Growing up in Lusaka, Zambia, the concept of race as a social identity was not often the most prominent topic of discussion. Lusaka is a multicultural city in more ways than one. It is home to many races, tribes, and ex-pats from all over the world. Because of this immense cultural diversity, most people identify with their nationality or ethnicity before ever considering the role that race plays in their identity. I wasn’t any different. Despite being labelled mixed-race in Zambia, it had little influence on my identity. There was no mixed-race culture, mixed-race community, or mixed-race identity.

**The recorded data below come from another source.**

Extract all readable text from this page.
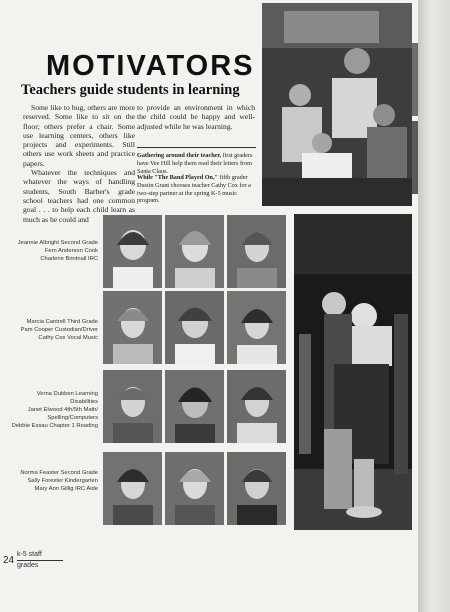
MOTIVATORS
Teachers guide students in learning

Some like to hug, others are more reserved. Some like to sit on the floor; others prefer a chair. Some use learning centers, others like projects and experiments. Still others use work sheets and practice papers.

Whatever the techniques and whatever the ways of handling students, South Barber's grade school teachers had one common goal . . . to help each child learn as much as he could and

to provide an environment in which the child could be happy and well-adjusted while he was learning.

Gathering around their teacher, first graders have Vee Hill help them read their letters from Santa Claus.
While "The Band Played On," fifth grader Dustin Grant chooses teacher Cathy Cox for a two-step partner at the spring K-5 music program.
Jeannie Albright Second Grade
Fern Anderson Cook
Charlene Brintnall IRC
Marcia Cantrell Third Grade
Pam Cooper Custodian/Driver
Cathy Cox Vocal Music
Verna Dubben Learning
Disabilities
Janet Elwood 4th/5th Math/
Spelling/Computers
Debbie Essau Chapter 1 Reading
Norma Feaster Second Grade
Sally Forester Kindergarten
Mary Ann Gillig IRC Aide
24
k-5 staff
grades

While I can attest to the cultural similarities between predominantly ‘black’ cultures, there are key cultural differences even between tribes within the same country. I recently attended a social event hosted by the African Caribbean Student Association, which welcomes African and Caribbean diaspora from all over the world living and studying in Groningen.
Members of ACSA were from Africa and the Caribbean, but also North America and Europe. Among this collective group of black people, who others may see as homogenous, were genuine cultural differences. Just as the Dutch are culturally different from Germans, Zambians are different from Zimbabweans. Africans are different from Caribbeans. While there were clear cultural divides, there was also a great sense of belonging and togetherness present.
A Nigerian Italian student described her experience as a member of the ACSA as life-changing. Having grown up in a small Italian village, her family was the only black family, so she had never been in a room surrounded by people who looked like her outside her family. This is often the experience of black people who live in homogeneously white spaces. I had quite a different experience. I was lucky enough to grow up around people that looked like me, so I had never considered the importance of the black community until that night.
In a city like Groningen, where there aren’t many people of colour, there is a need for community. This need surpasses cultural differences, mainly because skin colour determines how you will be treated in society. This commonality between black people forms a social group, which to some, forms their identity. I feel more culturally similar to a black Italian than a white Italian. However, I recognise that I relate better to white Zambians than I do to other any other nationalities because my nationality ultimately forms the biggest part of my identity.
We are each in control of our individual identities, and as global citizens, we are responsible for respecting each other’s identities and recognising that this is a nuanced discussion. Not everything is black and white.